Как и четверть века назад в сгоревшем Лондоне, Гилфорд сейчас испытывал какое-то неестественное спокойствие. А следовало бы испытывать ужас. Все очень плохо – хуже, чем плохо, подсказывала проснувшаяся память. Может, это солдат навел эмоциональную амнезию, чтобы Гилфорд не впал в панику?
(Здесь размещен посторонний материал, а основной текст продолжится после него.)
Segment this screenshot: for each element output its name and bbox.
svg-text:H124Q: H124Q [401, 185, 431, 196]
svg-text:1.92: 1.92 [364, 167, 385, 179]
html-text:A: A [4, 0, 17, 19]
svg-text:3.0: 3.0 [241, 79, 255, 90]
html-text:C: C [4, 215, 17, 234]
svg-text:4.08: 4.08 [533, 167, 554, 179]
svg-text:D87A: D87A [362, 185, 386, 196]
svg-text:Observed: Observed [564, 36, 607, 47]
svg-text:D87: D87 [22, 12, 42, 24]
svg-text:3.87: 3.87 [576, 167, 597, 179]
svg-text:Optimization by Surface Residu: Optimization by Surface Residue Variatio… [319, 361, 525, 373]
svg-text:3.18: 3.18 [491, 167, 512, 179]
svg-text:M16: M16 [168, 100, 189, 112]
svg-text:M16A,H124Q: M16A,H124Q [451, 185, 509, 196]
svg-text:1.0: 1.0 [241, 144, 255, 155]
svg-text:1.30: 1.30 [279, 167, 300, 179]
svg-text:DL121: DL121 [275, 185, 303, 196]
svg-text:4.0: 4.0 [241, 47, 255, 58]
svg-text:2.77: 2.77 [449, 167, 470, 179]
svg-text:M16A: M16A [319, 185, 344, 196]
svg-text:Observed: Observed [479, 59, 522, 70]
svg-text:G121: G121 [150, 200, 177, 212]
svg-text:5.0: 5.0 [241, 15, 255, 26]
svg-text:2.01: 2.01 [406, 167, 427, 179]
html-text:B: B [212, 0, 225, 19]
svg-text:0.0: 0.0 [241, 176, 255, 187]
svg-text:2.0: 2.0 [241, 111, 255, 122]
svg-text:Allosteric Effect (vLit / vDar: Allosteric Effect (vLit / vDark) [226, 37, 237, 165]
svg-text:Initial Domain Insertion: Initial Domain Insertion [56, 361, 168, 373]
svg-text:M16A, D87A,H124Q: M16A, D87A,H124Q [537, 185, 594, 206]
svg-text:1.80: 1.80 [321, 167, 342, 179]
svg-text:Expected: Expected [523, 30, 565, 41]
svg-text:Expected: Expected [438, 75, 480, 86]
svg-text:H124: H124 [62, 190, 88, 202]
Впасть в панику очень легко. Возможно, это было бы даже правильно.
– Сюда, – сказал солдат.
Гилфорд пошел вместе с ним по тропке, тянувшейся за домом, между кустами и корявыми деревьями. Он оглянулся на дом, показавшийся ужасно маленьким и одиноким на заросшем травой мысу, и увидел вдали за ним зеркальную гладь океана, в которой отражались звезды.
– Я мертв? – спросил он.
– И да и нет, – проговорил солдат.
– Ты бы мог ответить не так расплывчато.
– Ну, это будет зависеть…
Несмотря на нечеловеческое спокойствие, у Гилфорда на дне души всколыхнулся страх.
– От чего зависеть…
– От везения. От решимости. От тебя.